# QuickTimePlayer ausschalten aber installiert lassen?



## son-goekhan (10. Februar 2007)

Hallo,
folgendes Problem: Seit dem ich einen I-pod Nano(4gb) besitze habe ich auf meinem Rechner I-Tunes drauf und damit auch den QuicktimePlayer. Soweit sogut funktioniert auch alles prima. Nur das Problem ist das wenn ich im Internet mir Videos anschauen möchte will ich das über den MediaPlayer machen und nicht über Quicktime. Ich hab in den Einstellungen(sowohl Quicktime als auch IE bzw. Firefox) alles nachgeschaut und ggf. Hacken weggemacht jedoch ohne erfolg. Die videos auf der HDD spielt der MediaPlayer ab. Nur das mit dem im Internet stört mich eben tierisch.
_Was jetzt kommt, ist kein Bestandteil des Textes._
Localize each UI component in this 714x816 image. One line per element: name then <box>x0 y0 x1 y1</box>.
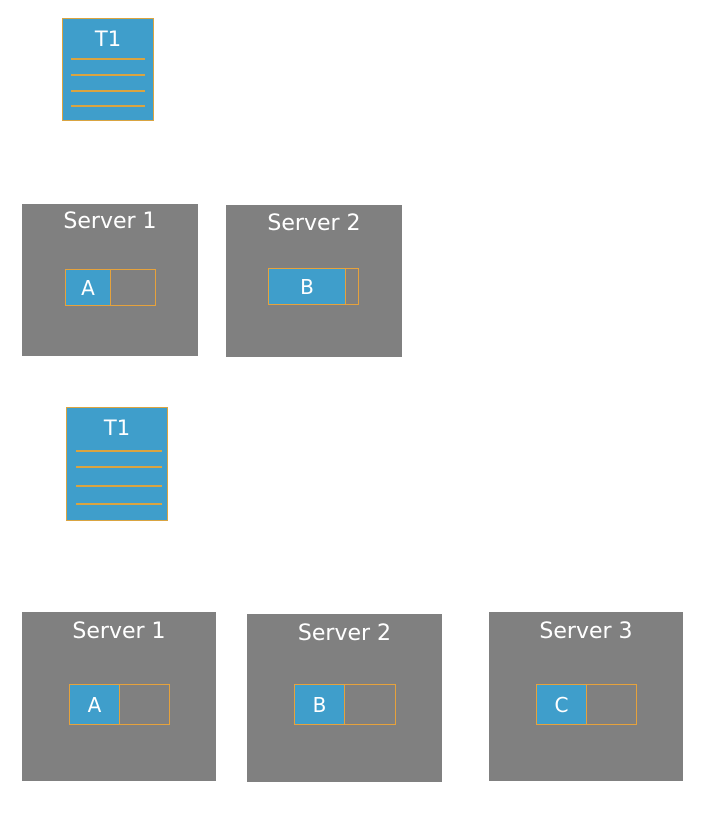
server-title: Server 1 <box>72 619 166 644</box>
server-2-bottom: Server 2 B <box>247 614 442 782</box>
partition-slot: A <box>65 269 156 306</box>
partition-label: A <box>66 270 110 305</box>
partition-label: B <box>295 685 344 724</box>
server-title: Server 1 <box>63 209 157 234</box>
server-1-bottom: Server 1 A <box>22 612 216 781</box>
table-row-line <box>76 450 162 452</box>
table-row-line <box>71 105 145 107</box>
partition-slot: C <box>536 684 637 725</box>
table-row-line <box>76 466 162 468</box>
partition-slot: A <box>69 684 170 725</box>
table-t1-bottom: T1 <box>66 407 168 521</box>
table-row-line <box>71 90 145 92</box>
server-2-top: Server 2 B <box>226 205 402 357</box>
partition-slot: B <box>268 268 359 305</box>
table-row-line <box>71 58 145 60</box>
table-row-line <box>76 503 162 505</box>
partition-slot: B <box>294 684 396 725</box>
table-label: T1 <box>94 27 122 51</box>
table-row-line <box>71 74 145 76</box>
table-t1-top: T1 <box>62 18 154 121</box>
partition-label: A <box>70 685 119 724</box>
server-3-bottom: Server 3 C <box>489 612 683 781</box>
server-title: Server 2 <box>297 621 392 646</box>
partition-free-space <box>110 270 155 305</box>
partition-label: C <box>537 685 586 724</box>
partition-free-space <box>344 685 395 724</box>
partition-free-space <box>345 269 358 304</box>
server-title: Server 3 <box>539 619 633 644</box>
partition-label: B <box>269 269 345 304</box>
server-title: Server 2 <box>267 211 361 236</box>
partition-free-space <box>586 685 636 724</box>
partition-free-space <box>119 685 169 724</box>
server-1-top: Server 1 A <box>22 204 198 356</box>
table-label: T1 <box>103 416 131 440</box>
table-row-line <box>76 485 162 487</box>
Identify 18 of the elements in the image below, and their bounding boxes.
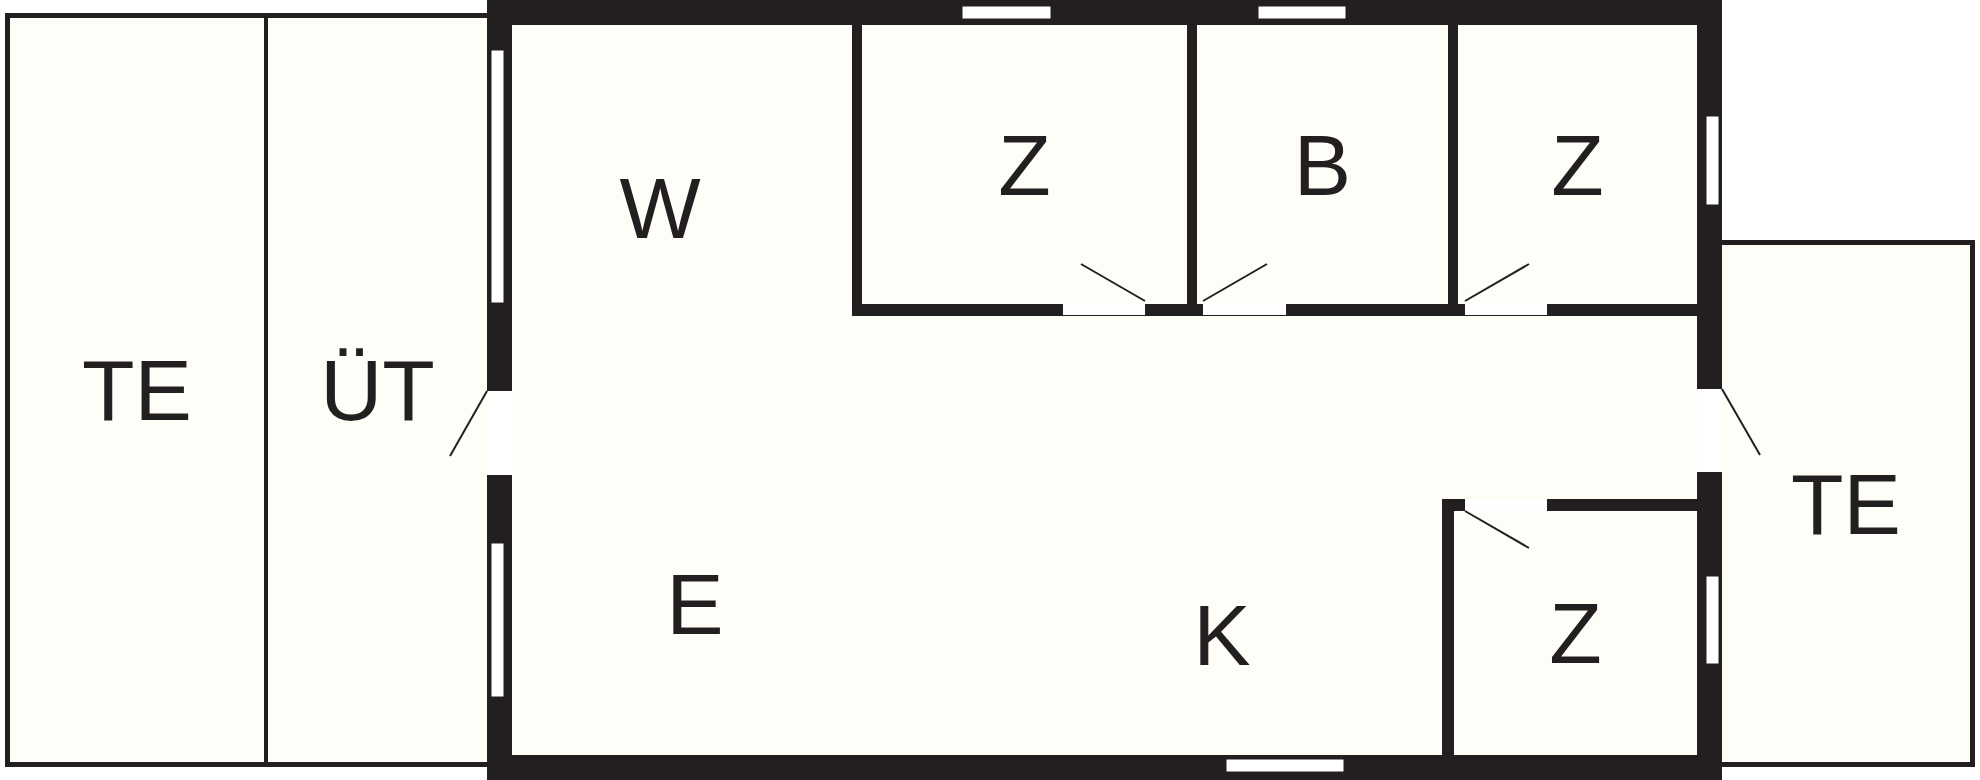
room-outline bbox=[487, 0, 1722, 780]
room-outline bbox=[268, 13, 487, 767]
room-label: Z bbox=[1549, 590, 1602, 676]
room-label: Z bbox=[998, 121, 1051, 208]
room-outline bbox=[1448, 25, 1697, 316]
room-label: TE bbox=[1791, 460, 1901, 547]
room-outline bbox=[1187, 25, 1448, 316]
room-label: TE bbox=[82, 347, 192, 433]
room-outline bbox=[5, 13, 268, 767]
room-label: ÜT bbox=[320, 347, 435, 433]
room-outline bbox=[852, 25, 1187, 316]
room-outline bbox=[1442, 499, 1697, 755]
room-label: W bbox=[619, 165, 701, 251]
room-label: E bbox=[666, 561, 724, 647]
room-label: B bbox=[1293, 121, 1352, 208]
room-label: Z bbox=[1551, 121, 1604, 208]
room-label: K bbox=[1193, 592, 1251, 678]
room-outline bbox=[1722, 240, 1975, 767]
Die einzige Lösung die ich bis jetzt hatte war den Quicktime Player zu löschen nur dann funktioniert I-Tunes nicht mehr.

Hoffe ihr könnt mir weiter helfen.
vielen dank


----------



## son-goekhan (12. Februar 2007)

Weiß denn keiner einen Rat oder ein Tip vielleicht? Bin wirklich am verzweifeln was das Thema angeht.


----------



## octo124 (12. Februar 2007)

Wenn keiner antwortet, dann hat den evt. keiner drauf? (u.a. ich *g*)

Teste mal folgendes:
QT aus dem Autostart entfernen ( ausführen - msconfig - rechte Reiter - Haken raus), abspeichern und neustarten.

Danach musst du im WMP bzw. IE klären (dito ahnungslos, da weder das eine noch das andere genutzt wird), dass Streamingsvideos nur von ihnen gestartet werden.
Den QT erreichst du über alle Programme, dort gibts evt. in der Konfiguration auch was, um ein erneutes Einschreiben in den Autostart zu verhindern.
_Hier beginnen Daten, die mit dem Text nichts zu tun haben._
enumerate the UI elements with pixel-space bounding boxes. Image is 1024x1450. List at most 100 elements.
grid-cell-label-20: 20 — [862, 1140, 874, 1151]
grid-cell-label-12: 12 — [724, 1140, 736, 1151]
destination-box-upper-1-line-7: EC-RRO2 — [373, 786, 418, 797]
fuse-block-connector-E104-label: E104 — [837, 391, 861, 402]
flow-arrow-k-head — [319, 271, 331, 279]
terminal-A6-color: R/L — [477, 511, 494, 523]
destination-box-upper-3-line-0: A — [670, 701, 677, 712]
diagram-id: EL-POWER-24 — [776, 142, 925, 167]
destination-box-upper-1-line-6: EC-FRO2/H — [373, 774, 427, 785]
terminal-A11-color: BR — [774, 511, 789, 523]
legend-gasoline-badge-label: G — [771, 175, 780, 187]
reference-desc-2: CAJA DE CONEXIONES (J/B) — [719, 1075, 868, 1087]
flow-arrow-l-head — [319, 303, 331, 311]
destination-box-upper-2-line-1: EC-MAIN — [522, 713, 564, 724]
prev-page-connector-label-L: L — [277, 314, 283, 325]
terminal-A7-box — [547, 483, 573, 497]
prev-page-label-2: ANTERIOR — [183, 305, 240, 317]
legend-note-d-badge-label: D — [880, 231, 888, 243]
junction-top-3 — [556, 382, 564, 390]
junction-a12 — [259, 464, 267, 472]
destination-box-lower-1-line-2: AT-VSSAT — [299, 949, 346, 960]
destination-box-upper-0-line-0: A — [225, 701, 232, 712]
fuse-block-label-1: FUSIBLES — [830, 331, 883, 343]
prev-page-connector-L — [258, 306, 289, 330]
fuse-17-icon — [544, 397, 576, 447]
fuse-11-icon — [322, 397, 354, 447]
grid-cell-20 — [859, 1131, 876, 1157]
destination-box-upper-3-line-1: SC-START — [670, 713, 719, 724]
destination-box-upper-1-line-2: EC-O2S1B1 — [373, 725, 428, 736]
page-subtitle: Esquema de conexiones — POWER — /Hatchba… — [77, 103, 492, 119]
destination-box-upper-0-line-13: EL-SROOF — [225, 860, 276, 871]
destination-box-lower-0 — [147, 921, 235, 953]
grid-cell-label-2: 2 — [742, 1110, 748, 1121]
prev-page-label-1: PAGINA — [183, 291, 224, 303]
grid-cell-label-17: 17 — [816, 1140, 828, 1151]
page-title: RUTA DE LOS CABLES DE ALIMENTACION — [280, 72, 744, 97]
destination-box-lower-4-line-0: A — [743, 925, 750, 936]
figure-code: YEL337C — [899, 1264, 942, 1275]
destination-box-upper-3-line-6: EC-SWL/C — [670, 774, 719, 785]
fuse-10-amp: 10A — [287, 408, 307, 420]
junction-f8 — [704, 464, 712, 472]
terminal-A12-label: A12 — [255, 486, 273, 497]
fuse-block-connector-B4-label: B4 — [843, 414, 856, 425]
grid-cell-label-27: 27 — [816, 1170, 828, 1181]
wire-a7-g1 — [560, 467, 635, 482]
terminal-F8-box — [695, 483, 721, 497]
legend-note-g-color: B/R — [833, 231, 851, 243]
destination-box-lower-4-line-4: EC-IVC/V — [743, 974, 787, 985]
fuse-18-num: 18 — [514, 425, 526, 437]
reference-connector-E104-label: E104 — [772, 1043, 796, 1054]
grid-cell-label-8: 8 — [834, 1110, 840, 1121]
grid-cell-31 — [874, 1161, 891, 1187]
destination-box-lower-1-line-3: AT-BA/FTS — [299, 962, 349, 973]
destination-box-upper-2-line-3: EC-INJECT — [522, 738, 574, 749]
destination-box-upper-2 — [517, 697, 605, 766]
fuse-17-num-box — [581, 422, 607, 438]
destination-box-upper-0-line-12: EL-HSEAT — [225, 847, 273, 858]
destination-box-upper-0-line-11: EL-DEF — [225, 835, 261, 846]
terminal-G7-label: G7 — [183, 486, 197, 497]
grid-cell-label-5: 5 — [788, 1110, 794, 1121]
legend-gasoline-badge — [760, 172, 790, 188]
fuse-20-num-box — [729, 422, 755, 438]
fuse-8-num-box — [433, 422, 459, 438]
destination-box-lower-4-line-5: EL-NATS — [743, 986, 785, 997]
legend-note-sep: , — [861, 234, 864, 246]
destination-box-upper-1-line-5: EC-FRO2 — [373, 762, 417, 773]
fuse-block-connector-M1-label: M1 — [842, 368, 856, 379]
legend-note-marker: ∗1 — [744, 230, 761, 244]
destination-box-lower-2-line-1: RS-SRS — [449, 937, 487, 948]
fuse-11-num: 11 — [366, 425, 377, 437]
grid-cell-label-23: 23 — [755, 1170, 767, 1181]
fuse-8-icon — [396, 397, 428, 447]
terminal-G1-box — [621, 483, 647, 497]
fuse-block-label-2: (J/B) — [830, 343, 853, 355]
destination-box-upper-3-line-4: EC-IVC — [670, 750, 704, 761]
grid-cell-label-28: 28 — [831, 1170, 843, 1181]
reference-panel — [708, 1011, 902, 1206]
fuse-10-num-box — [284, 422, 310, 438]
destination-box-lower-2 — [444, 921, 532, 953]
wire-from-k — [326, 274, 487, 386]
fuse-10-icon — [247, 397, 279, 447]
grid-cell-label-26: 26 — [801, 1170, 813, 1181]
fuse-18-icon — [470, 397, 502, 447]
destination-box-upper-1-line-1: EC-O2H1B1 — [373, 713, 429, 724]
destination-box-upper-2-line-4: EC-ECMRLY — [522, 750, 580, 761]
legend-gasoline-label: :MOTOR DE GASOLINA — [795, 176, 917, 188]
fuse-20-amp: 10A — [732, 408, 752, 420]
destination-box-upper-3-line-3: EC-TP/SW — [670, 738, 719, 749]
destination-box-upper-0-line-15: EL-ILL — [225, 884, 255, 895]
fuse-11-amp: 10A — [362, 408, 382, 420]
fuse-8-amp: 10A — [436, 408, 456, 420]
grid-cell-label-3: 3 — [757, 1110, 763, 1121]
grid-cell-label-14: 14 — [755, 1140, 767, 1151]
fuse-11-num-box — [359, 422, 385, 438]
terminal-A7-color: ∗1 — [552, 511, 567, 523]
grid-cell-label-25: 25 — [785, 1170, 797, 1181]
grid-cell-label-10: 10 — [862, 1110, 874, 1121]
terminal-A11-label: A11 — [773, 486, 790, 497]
Weiteres per Suchen dieser Dateiendung im Explorer (warum hab ich den auch nicht?), dann rechte Maus - Eigenschaften - Verknüpfen mit - und hier den WMP auswählen.

Wobei ein kleiner feiner Unterschied besteht - bestimmte Dateiformate spielt der WMP nicht ab, aber zur Not kannst du ja betreff der Dateiendungen der Onlinevideos uns Infos nachreichen.

Und evt. fragst du dich mal, warum zig User genauso wie ich für Win-Komponenten auf andere Alternativen ausweichen und fleissig nutzen. Versuch doch mal den Cache des IE mittels dessen Optionen zu leeren und schau hinterher das Ergebnis an, besuch hinterher die XP-FAQ bei http://www.winhelpline und belese dich zu einer "telefon.bat" usw. - dann wirst du wissen, was MS so von dir an Infos bekommt bzw. wozu diese Win-Progs. u.a. dienen.


----------